Looking back at the family tree, we can see there’s a strong history of the PEARSONs being in Carlisle. Cumberland registration districts and record sets might be a high priority, although we should also entertain the possibility of Charlotte having died away from Carlisle. Carlisle is also close to the border with Scotland, so if we’re unsuccessful with our England and Wales searching, Scotland would be the next most sensible place to try.

An excerpt from the home screen of the genealogy website Ancestry, with an orange ellipse highlighting the location of a link to the Card Catalogue, a list of data collections.
If you look closely on the Ancestry home screen, you’ll notice this option for the Card Catalogue, highlighted here in orange.

So – now we return to Ancestry (or your preferred provider) and start our search. Armed with a useful research question, we know that we want to search through the England and Wales death registrations over 1929-1979. Hurrah – we have both a structure and direction for our search!

If you were performing this search on Ancestry, you’d need to visit the Card Catalogue.

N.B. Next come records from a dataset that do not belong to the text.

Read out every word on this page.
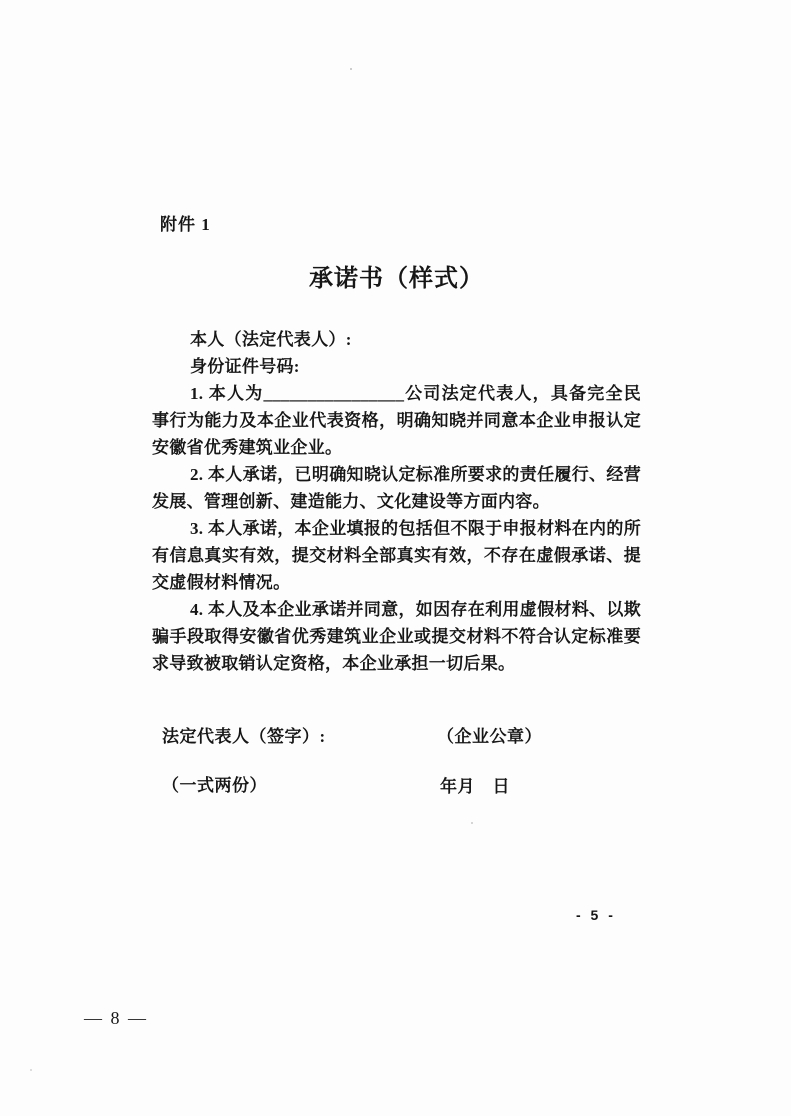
附件 1
承诺书（样式）
本人（法定代表人）:
身份证件号码:
1. 本人为________________公司法定代表人，具备完全民
事行为能力及本企业代表资格，明确知晓并同意本企业申报认定
安徽省优秀建筑业企业。
2. 本人承诺，已明确知晓认定标准所要求的责任履行、经营
发展、管理创新、建造能力、文化建设等方面内容。
3. 本人承诺，本企业填报的包括但不限于申报材料在内的所
有信息真实有效，提交材料全部真实有效，不存在虚假承诺、提
交虚假材料情况。
4. 本人及本企业承诺并同意，如因存在利用虚假材料、以欺
骗手段取得安徽省优秀建筑业企业或提交材料不符合认定标准要
求导致被取销认定资格，本企业承担一切后果。
法定代表人（签字）:	（企业公章）
（一式两份）	年月　日
- 5 -
— 8 —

You can see how to access this in the figure on the left: find the listing for “Card Catalogue” on the home screen and click through. This will take you to the Card Catalogue: a listing of all the separate record sets on Ancestry.

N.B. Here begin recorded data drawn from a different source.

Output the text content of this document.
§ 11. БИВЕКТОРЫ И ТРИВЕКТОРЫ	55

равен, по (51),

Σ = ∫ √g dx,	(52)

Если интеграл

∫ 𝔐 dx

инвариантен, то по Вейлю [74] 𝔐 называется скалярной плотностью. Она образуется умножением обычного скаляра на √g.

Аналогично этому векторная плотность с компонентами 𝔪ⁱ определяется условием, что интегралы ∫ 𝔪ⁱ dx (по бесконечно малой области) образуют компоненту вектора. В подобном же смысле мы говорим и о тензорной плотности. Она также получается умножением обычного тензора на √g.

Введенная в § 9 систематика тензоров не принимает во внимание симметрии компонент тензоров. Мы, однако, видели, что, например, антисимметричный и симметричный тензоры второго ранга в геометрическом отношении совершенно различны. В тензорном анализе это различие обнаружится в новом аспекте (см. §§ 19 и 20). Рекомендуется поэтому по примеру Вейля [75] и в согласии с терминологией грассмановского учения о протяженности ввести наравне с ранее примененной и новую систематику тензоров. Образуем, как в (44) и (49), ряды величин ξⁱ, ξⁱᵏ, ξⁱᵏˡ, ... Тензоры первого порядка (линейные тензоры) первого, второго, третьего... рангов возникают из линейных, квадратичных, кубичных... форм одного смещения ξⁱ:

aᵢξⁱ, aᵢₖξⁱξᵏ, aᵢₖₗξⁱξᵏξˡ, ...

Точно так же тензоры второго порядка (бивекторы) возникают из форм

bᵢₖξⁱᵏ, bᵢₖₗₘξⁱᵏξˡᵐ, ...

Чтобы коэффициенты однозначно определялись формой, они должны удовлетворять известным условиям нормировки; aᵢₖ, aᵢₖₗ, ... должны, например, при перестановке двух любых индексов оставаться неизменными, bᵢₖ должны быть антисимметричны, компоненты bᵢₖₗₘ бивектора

Think of the Card Catalogue like a labelled series of boxes which you can search through. Back when you were taking the Haystack Approach, it’s as if the contents of all those boxes had been tipped out together. By contrast, in this Polished Approach you’re now looking at separate, clearly labelled boxes where you can access individual series, without searching through all sorts of unrelated sets too. Next step – choose which “box” to search in.

An example of the Card Catalogue page on Ancestry, showing a list of the relevant record sets for death indexes. An orange arrow is pointing to a record set called "England and Wales, Civil Registration Death Index, 1916 to 2007"
An example of the Ancestry “Card Catalogue” page, which lists all the separate record sets; you can narrow the list down to find what you want. I’ve indicated the relevant Death Index record set – the one we want for our search – with an orange arrow.

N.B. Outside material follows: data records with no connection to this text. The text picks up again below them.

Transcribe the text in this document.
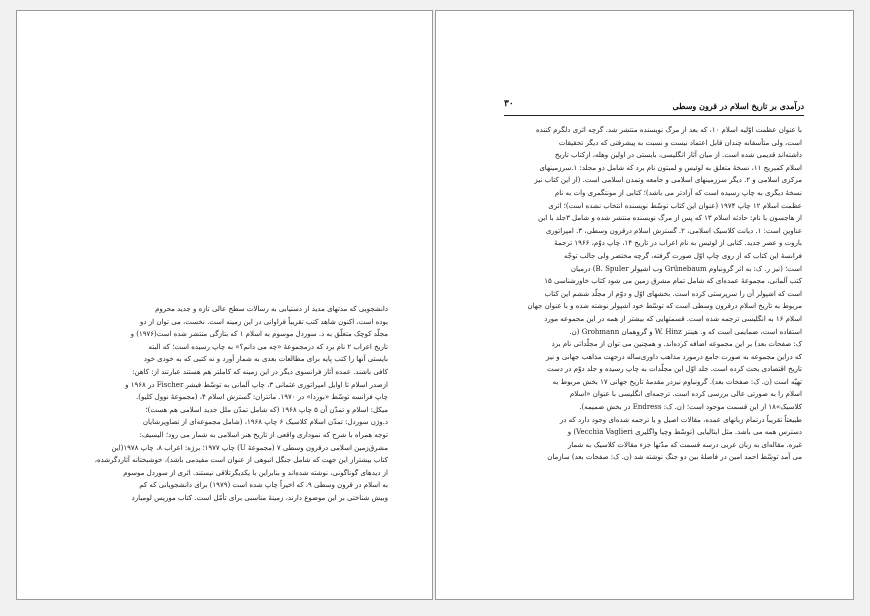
دانشجویی که مدتهای مدید از دستیابی به رسالات سطح عالی تازه و جدید محروم
بوده است، اکنون شاهد کتب تقریباً فراوانی در این زمینه است. نخست، می توان از دو
مجلّد کوچک متعلّق به د. سوردل موسوم به اسلام ۱ که بتازگی منتشر شده است(۱۹۷۶) و
تاریخ اعراب ۲ نام برد که درمجموعهٔ «چه می دانم؟» به چاپ رسیده است؛ که البته
بایستی آنها را کتب پایه برای مطالعات بعدی به شمار آورد و نه کتبی که به خودی خود
کافی باشند. عمده آثار فرانسوی دیگر در این زمینه که کاملتر هم هستند عبارتند از: کاهن:
ازصدر اسلام تا اوایل امپراتوری عثمانی ۳، چاپ آلمانی به توسّط فیشر Fischer در ۱۹۶۸ و
چاپ فرانسه توسّط «بوردا» در ۱۹۷۰. مانتران: گسترش اسلام ۴، (مجموعهٔ نوول کلیو).
میکل: اسلام و تمدّن آن ۵ چاپ ۱۹۶۸ (که شامل تمدّن ملل جدید اسلامی هم هست)؛
د.وژن سوردل: تمدّن اسلام کلاسیک ۶ چاپ ۱۹۶۸، (شامل مجموعه‌ای از تصاویرشایان
توجه همراه با شرح که نموداری واقعی از تاریخ هنر اسلامی به شمار می رود؛ الیسیف:
مشرق‌زمین اسلامی درقرون وسطی ۷ (مجموعهٔ U) چاپ ۱۹۷۷؛ برژه: اعراب ۸، چاپ ۱۹۷۸(این
کتاب بیشتراز این جهت که شامل جنگل انبوهی از عنوان است مفیدمی باشد)، خوشبختانه آثاردگرشده،
از دیدهای گوناگونی، نوشته شده‌اند و بنابراین با یکدیگرتلاقی نیستند. اثری از سوردل موسوم
به اسلام در قرون وسطی ۹، که اخیراً چاپ شده است (۱۹۷۹) برای دانشجویانی که کم
وبیش شناختی بر این موضوع دارند، زمینهٔ مناسبی برای تأمّل است. کتاب موریس لومبارد
درآمدی بر تاریخ اسلام در قرون وسطی
۳۰
با عنوان عظمت اوّلیه اسلام ۱۰، که بعد از مرگ نویسنده منتشر شد. گرچه اثری دلگرم کننده
است، ولی متأسفانه چندان قابل اعتماد نیست و نسبت به پیشرفتی که دیگر تحقیقات
داشته‌اند قدیمی شده است. از میان آثار انگلیسی، بایستی در اولین وهله، ازکتاب تاریخ
اسلام کمبریج ۱۱، نسخهٔ متعلق به لوئیس و لمبتون نام برد که شامل دو مجلد: ۱.سرزمینهای
مرکزی اسلامی و ۲. دیگر سرزمینهای اسلامی و جامعه وتمدن اسلامی است. (از این کتاب نیز
نسخهٔ دیگری به چاپ رسیده است که آزادتر می باشد)؛ کتابی از مونتگمری وات به نام
عظمت اسلام ۱۲ چاپ ۱۹۷۴ (عنوان این کتاب توسّط نویسنده انتخاب نشده است)؛ اثری
از هاجسون با نام: حادثه اسلام ۱۳ که پس از مرگ نویسنده منتشر شده و شامل ۳جلد با این
عناوین است: ۱. دیانت کلاسیک اسلامی، ۲. گسترش اسلام درقرون وسطی، ۳. امپراتوری
باروت و عصر جدید. کتابی از لوئیس به نام اعراب در تاریخ ۱۴، چاپ دوّم، ۱۹۶۶ ترجمهٔ
فرانسهٔ این کتاب که از روی چاپ اوّل صورت گرفته، گرچه مختصر ولی جالب توجّه
است؛ (نیز ر. ک: به اثر گرونباوم Grünebaum وب اشپولر B. Spuler) درمیان
کتب آلمانی، مجموعهٔ عمده‌ای که شامل تمام مشرق زمین می شود کتاب خاورشناسی ۱۵
است که اشپولر آن را سرپرستی کرده است. بخشهای اوّل و دوّم از مجلّد ششم این کتاب
مربوط به تاریخ اسلام درقرون وسطی است که توسّط خود اشپولر نوشته شده و با عنوان جهان
اسلام ۱۶ به انگلیسی ترجمه شده است. قسمتهایی که بیشتر از همه در این مجموعه مورد
استفاده است، ضمایمی است که و. هینتز W. Hinz و گروهمان Grohmann (ن.
ک: صفحات بعد) بر این مجموعه اضافه کرده‌اند. و همچنین می توان از مجلّداتی نام برد
که دراین مجموعه به صورت جامع درمورد مذاهب داوری‌ساله درجهت مذاهب جهانی و نیز
تاریخ اقتصادی بحث کرده است. جلد اوّل این مجلّدات به چاپ رسیده و جلد دوّم در دست
تهیّه است (ن. ک: صفحات بعد). گرونباوم نیزدر مقدمهٔ تاریخ جهانی ۱۷ بخش مربوط به
اسلام را به صورتی عالی بررسی کرده است. ترجمه‌ای انگلیسی با عنوان «اسلام
کلاسیک»۱۸ از این قسمت موجود است؛ (ن. ک: Endress در بخش ضمیمه).
طبیعتاً تقریباً درتمام زبانهای عمده، مقالات اصیل و یا ترجمه شده‌ای وجود دارد که در
دسترس همه می باشد. مثل ایتالیایی (توسّط وچیا واگلیری Vecchia Vaglieri) و
غیره. مقاله‌ای به زبان عربی درسه قسمت که مدّتها جزء مقالات کلاسیک به شمار
می آمد توسّط احمد امین در فاصلهٔ بین دو جنگ نوشته شد (ن. ک: صفحات بعد) سازمان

Here, I’ve typed “Death Index” in to the Title field on the left-hand side, which narrows the Catalogue down to six possible record sets. From here we can see the one we want: England and Wales Civil Registration Death Index, 1916-2007 (indicated with the orange arrow). You’ll need to click on the title to search this set. The process of discovery can now progress in a sensible and considered direction!

Revisiting Your Own Question

Now revisit the personal research question you wrote down during Part 1. Does that question give you both structure and direction? Is it a Haystack or is it Polished? Will you need to refine it to make it useful? Try doing that now and see if it helps. During this process, you may realise that there are some vital details you don’t know about your individual and perhaps other research is required before you can ask the question you want to ask.

Here in Part 2, we’ve looked at how you can write and then refine your research question to make sure it’s giving you structure and direction. In Part 3, we’re going to look at how to use your question in practice.

Of course, having a polished question doesn’t mean that the questioning is done. Even polished surfaces eventually need re-polishing. Often, our research question needs to evolve as we move through our investigations, so next time we’re going to see what happens as our research into Charlotte OLIPHANT unfolds…

And perhaps next time you’re tempted to jump into a haystack, rather than pausing for a spot of polishing, stop and ask whether you’re asking the right question – or whether a few small tweaks here and there could help turbo-charge your research!